À en croire Stephen Wertheim, chercheur associé à la Fondation Carnegie pour la paix internationale, l’arrêt Dobbs « peut contribuer à donner l’impression que les États-Unis deviennent un endroit moins familier, en particulier pour les Européens. Moins ambitieux, et donc plus distant » par rapport aux valeurs des démocraties libérales (cité dans un article de vox.com par Jen Kirby, 30 juin 2022).

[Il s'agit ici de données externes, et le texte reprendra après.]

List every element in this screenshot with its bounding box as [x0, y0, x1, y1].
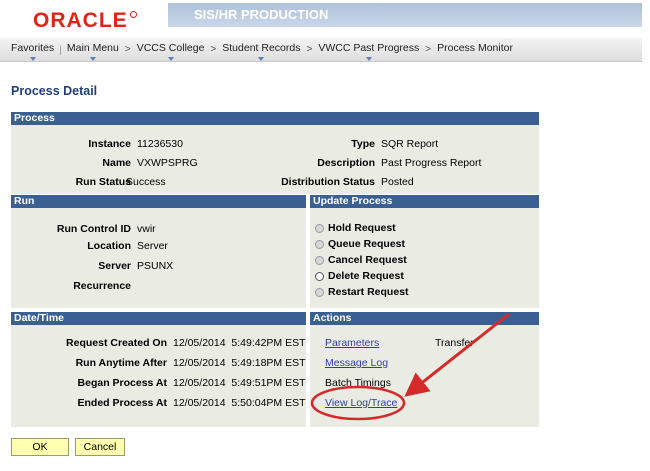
message-log-link[interactable]: Message Log	[325, 357, 388, 369]
nav-vccs-college[interactable]: VCCS College	[137, 42, 204, 61]
run-status-value: Success	[126, 176, 166, 188]
radio-button[interactable]	[315, 239, 324, 249]
cancel-request-label: Cancel Request	[328, 254, 407, 266]
hold-request-option[interactable]: Hold Request	[315, 222, 396, 234]
request-created-value: 12/05/2014 5:49:42PM EST	[173, 337, 306, 349]
breadcrumb-separator: >	[124, 44, 131, 55]
recurrence-label: Recurrence	[73, 280, 131, 292]
restart-request-option[interactable]: Restart Request	[315, 286, 409, 298]
run-status-label: Run Status	[75, 176, 131, 188]
server-label: Server	[98, 260, 131, 272]
distribution-status-value: Posted	[381, 176, 414, 188]
restart-request-label: Restart Request	[328, 286, 409, 298]
page-title: Process Detail	[11, 84, 98, 98]
breadcrumb-separator: >	[210, 44, 217, 55]
cancel-button[interactable]: Cancel	[75, 438, 125, 456]
radio-button[interactable]	[315, 255, 324, 265]
description-label: Description	[317, 157, 375, 169]
banner: ORACLE SIS/HR PRODUCTION	[0, 0, 650, 38]
distribution-status-label: Distribution Status	[281, 176, 375, 188]
breadcrumb-separator: >	[306, 44, 313, 55]
update-process-panel: Update Process Hold Request Queue Reques…	[310, 195, 539, 308]
parameters-link[interactable]: Parameters	[325, 337, 379, 349]
radio-button[interactable]	[315, 223, 324, 233]
environment-title: SIS/HR PRODUCTION	[194, 7, 329, 22]
actions-panel-header: Actions	[310, 312, 539, 325]
nav-main-menu[interactable]: Main Menu	[67, 42, 119, 61]
type-value: SQR Report	[381, 138, 439, 150]
ended-process-value: 12/05/2014 5:50:04PM EST	[173, 397, 306, 409]
description-value: Past Progress Report	[381, 157, 482, 169]
run-panel-header: Run	[11, 195, 306, 208]
hold-request-label: Hold Request	[328, 222, 396, 234]
ok-button[interactable]: OK	[11, 438, 69, 456]
run-anytime-label: Run Anytime After	[75, 357, 167, 369]
breadcrumb: Favorites | Main Menu > VCCS College > S…	[0, 38, 642, 62]
actions-panel: Actions Parameters Transfer Message Log …	[310, 312, 539, 427]
type-label: Type	[351, 138, 375, 150]
run-control-id-label: Run Control ID	[56, 223, 131, 235]
update-process-header: Update Process	[310, 195, 539, 208]
began-process-value: 12/05/2014 5:49:51PM EST	[173, 377, 306, 389]
breadcrumb-separator: >	[425, 44, 432, 55]
nav-process-monitor[interactable]: Process Monitor	[437, 42, 513, 57]
environment-bar: SIS/HR PRODUCTION	[168, 3, 642, 27]
location-label: Location	[87, 240, 131, 252]
radio-button[interactable]	[315, 287, 324, 297]
name-label: Name	[102, 157, 131, 169]
delete-request-label: Delete Request	[328, 270, 404, 282]
process-panel: Process Instance 11236530 Name VXWPSPRG …	[11, 112, 539, 194]
nav-student-records[interactable]: Student Records	[222, 42, 300, 61]
location-value: Server	[137, 240, 168, 252]
queue-request-option[interactable]: Queue Request	[315, 238, 405, 250]
delete-request-option[interactable]: Delete Request	[315, 270, 404, 282]
run-anytime-value: 12/05/2014 5:49:18PM EST	[173, 357, 306, 369]
nav-vwcc-past-progress[interactable]: VWCC Past Progress	[318, 42, 419, 61]
request-created-label: Request Created On	[66, 337, 167, 349]
process-panel-header: Process	[11, 112, 539, 125]
nav-favorites[interactable]: Favorites	[11, 42, 54, 61]
datetime-panel: Date/Time Request Created On 12/05/2014 …	[11, 312, 306, 427]
run-control-id-value: vwir	[137, 223, 156, 235]
run-panel: Run Run Control ID vwir Location Server …	[11, 195, 306, 308]
server-value: PSUNX	[137, 260, 174, 272]
nav-divider: |	[59, 43, 62, 56]
oracle-logo: ORACLE	[33, 9, 137, 33]
radio-button[interactable]	[315, 271, 324, 281]
instance-label: Instance	[88, 138, 131, 150]
queue-request-label: Queue Request	[328, 238, 406, 250]
transfer-text: Transfer	[435, 337, 474, 349]
datetime-panel-header: Date/Time	[11, 312, 306, 325]
instance-value: 11236530	[137, 138, 183, 150]
batch-timings-text: Batch Timings	[325, 377, 391, 389]
view-log-trace-link[interactable]: View Log/Trace	[325, 397, 397, 409]
ended-process-label: Ended Process At	[77, 397, 167, 409]
name-value: VXWPSPRG	[137, 157, 198, 169]
cancel-request-option[interactable]: Cancel Request	[315, 254, 407, 266]
began-process-label: Began Process At	[77, 377, 167, 389]
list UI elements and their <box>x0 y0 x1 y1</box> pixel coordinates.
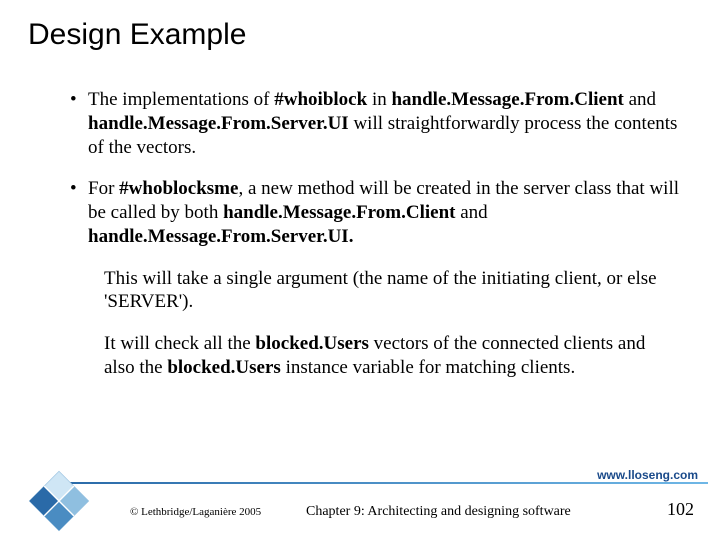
code-whoblocksme: #whoblocksme <box>119 178 238 199</box>
footer-copyright: © Lethbridge/Laganière 2005 <box>130 506 261 518</box>
sub-bullet-2: It will check all the blocked.Users vect… <box>104 332 664 380</box>
footer-diamond-icon <box>24 466 94 536</box>
footer-chapter: Chapter 9: Architecting and designing so… <box>306 504 571 520</box>
slide-title: Design Example <box>28 18 246 52</box>
slide-footer: www.lloseng.com © Lethbridge/Laganière 2… <box>0 468 720 540</box>
text: For <box>88 178 119 199</box>
text: The implementations of <box>88 89 274 110</box>
footer-accent-line <box>62 482 708 484</box>
text: It will check all the <box>104 333 255 354</box>
code-handle-client: handle.Message.From.Client <box>223 202 455 223</box>
code-handle-server-ui: handle.Message.From.Server.UI. <box>88 226 353 247</box>
slide-body: The implementations of #whoiblock in han… <box>70 88 680 398</box>
code-handle-server-ui: handle.Message.From.Server.UI <box>88 113 349 134</box>
text: instance variable for matching clients. <box>281 357 575 378</box>
bullet-1: The implementations of #whoiblock in han… <box>70 88 680 159</box>
text: and <box>624 89 656 110</box>
text: in <box>367 89 391 110</box>
footer-page-number: 102 <box>667 499 694 520</box>
slide: Design Example The implementations of #w… <box>0 0 720 540</box>
code-whoiblock: #whoiblock <box>274 89 367 110</box>
code-blocked-users: blocked.Users <box>255 333 368 354</box>
code-handle-client: handle.Message.From.Client <box>391 89 623 110</box>
text: and <box>455 202 487 223</box>
sub-bullet-1: This will take a single argument (the na… <box>104 267 664 315</box>
bullet-2: For #whoblocksme, a new method will be c… <box>70 177 680 248</box>
footer-url: www.lloseng.com <box>597 468 698 482</box>
code-blocked-users: blocked.Users <box>167 357 280 378</box>
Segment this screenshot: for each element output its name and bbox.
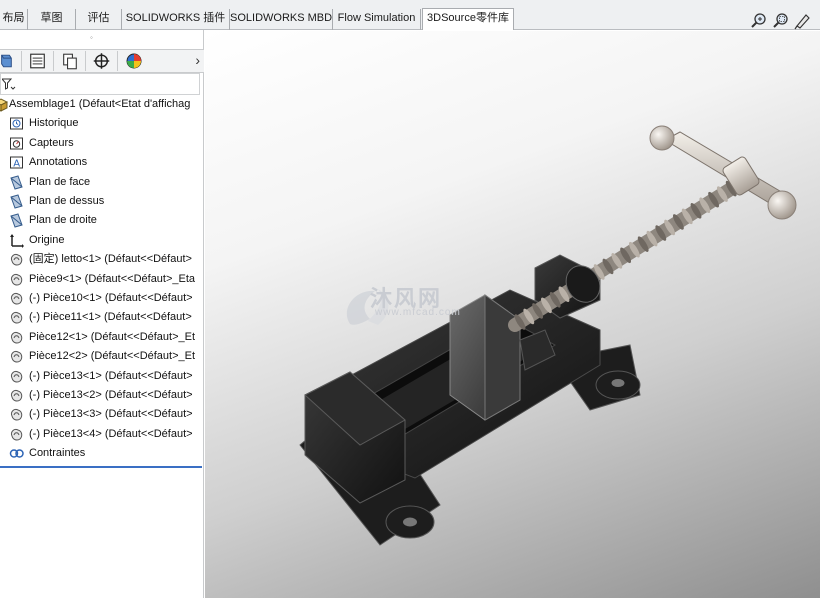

Vue sous ce jour, la réaction chinoise prend tout son sens. La réponse officielle a consisté à déplorer, d’un ton mesuré, le recul des droits des femmes au pays dit de la liberté. En outre, les messages provenant de certains diplomates ainsi que des médias d’État n’y vont pas avec le dos de la cuillère. « C’est l’Amérique : on peut interdire l’avortement, mais pas les armes à feu », a ironisé un journaliste sur Twitter.

Les remarques de cet acabit ont pour effet de souligner l’hypocrisie de Washington qui critique ouvertement l’autoritarisme de Beijing et ses politiques répressives, comme le programme d’assimilation brutale des Ouïghours, minorité musulmane.

Que l’on appuie pleinement les droits reproductifs ou que l’on nourrisse des réserves liées aux convictions religieuses, force nous est de convenir d’un point : « la normale » ne reviendra pas de sitôt, en supposant qu’elle ait jamais existé.